New Delhi, March 11 (NationPress) A trade agreement between India and the US is anticipated to take some time, but it is projected to be finalized by autumn 2025, according to a report from Morgan Stanley released on Tuesday.
While India faces direct tariff risks, the global brokerage asserts that, overall, the nation is less vulnerable to a slowdown in global goods trade, given that it possesses the lowest goods exports to GDP ratio in Asia.
The report pointed out that significant uncertainty still exists regarding the extent of the tariff hikes that India may encounter, as the US administration has not yet fully clarified how reciprocal tariffs will be applied.
According to the report, while India can ultimately reach a trade agreement with the US, it is likely to be more complex due to various bilateral trade issues.
“As it stands, officials have indicated a timeline of Fall (September-November) 2025 for a potential US-India free trade agreement. This suggests that India will not be able to escape reciprocal tariffs set for April 2nd, and that tariffs may increase in the interim until a trade agreement is achieved,” it further noted.
The report emphasized that the WTO’s most-favoured-nation principle also restricts India from modifying its tariffs on US imports without extending similar treatment to other WTO members, unless this occurs within the framework of a free-trade agreement.
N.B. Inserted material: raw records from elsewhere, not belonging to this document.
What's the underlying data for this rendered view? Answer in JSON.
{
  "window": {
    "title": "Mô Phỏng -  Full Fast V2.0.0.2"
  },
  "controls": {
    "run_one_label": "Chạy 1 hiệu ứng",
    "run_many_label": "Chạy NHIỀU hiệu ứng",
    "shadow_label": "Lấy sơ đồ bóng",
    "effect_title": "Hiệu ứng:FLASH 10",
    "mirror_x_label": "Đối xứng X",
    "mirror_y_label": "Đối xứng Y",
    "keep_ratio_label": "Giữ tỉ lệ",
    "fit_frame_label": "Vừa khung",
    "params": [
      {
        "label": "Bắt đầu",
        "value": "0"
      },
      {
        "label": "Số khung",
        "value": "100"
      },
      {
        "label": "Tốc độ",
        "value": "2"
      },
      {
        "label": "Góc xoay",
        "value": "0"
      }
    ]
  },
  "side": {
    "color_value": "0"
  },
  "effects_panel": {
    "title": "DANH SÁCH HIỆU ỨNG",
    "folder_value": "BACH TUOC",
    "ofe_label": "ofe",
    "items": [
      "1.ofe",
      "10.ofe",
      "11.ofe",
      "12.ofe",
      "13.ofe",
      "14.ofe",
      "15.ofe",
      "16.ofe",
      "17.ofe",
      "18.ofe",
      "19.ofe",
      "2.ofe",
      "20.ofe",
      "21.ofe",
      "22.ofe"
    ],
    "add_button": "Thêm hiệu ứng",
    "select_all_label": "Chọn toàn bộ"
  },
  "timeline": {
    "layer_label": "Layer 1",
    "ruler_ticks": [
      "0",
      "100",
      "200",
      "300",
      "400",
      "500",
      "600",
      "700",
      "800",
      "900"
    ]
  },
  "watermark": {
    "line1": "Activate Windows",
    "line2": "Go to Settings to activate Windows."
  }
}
Under WTO agreements, nations typically cannot discriminate between their trading partners. If a country grants a particular favor (like a reduced customs duty rate for one of its products), it must extend the same treatment to all other WTO members.
Some exceptions do exist. For instance, countries may establish a free trade agreement that only applies to goods traded within the group—discriminating against goods from outside. Alternatively, they may offer developing nations special access to their markets or impose barriers against products deemed unfairly traded from specific countries. In the area of services, countries are permitted, in certain situations, to discriminate.
However, these exceptions are only permissible under strict conditions. Generally, MFN means that whenever a country reduces a trade barrier or opens a market, it must do so for the same goods or services from all its trading partners—regardless of their economic status, the report observed.
It further indicates that, from a tariff risk perspective, India ranks among the more vulnerable economies in Asia to further tariff escalation (i.e., reciprocal tariffs) due to its imposition of significantly high tariff rates on certain imports, the presence of substantial non-tariff barriers, and the size of its goods trade surplus with the US.
Moreover, India is also moderately vulnerable to potential tariffs on exports of pharmaceutical products. Former President Trump has indicated that he may impose tariffs on this category, which constitutes 2.8 percent of total exports and 0.3 percent of GDP.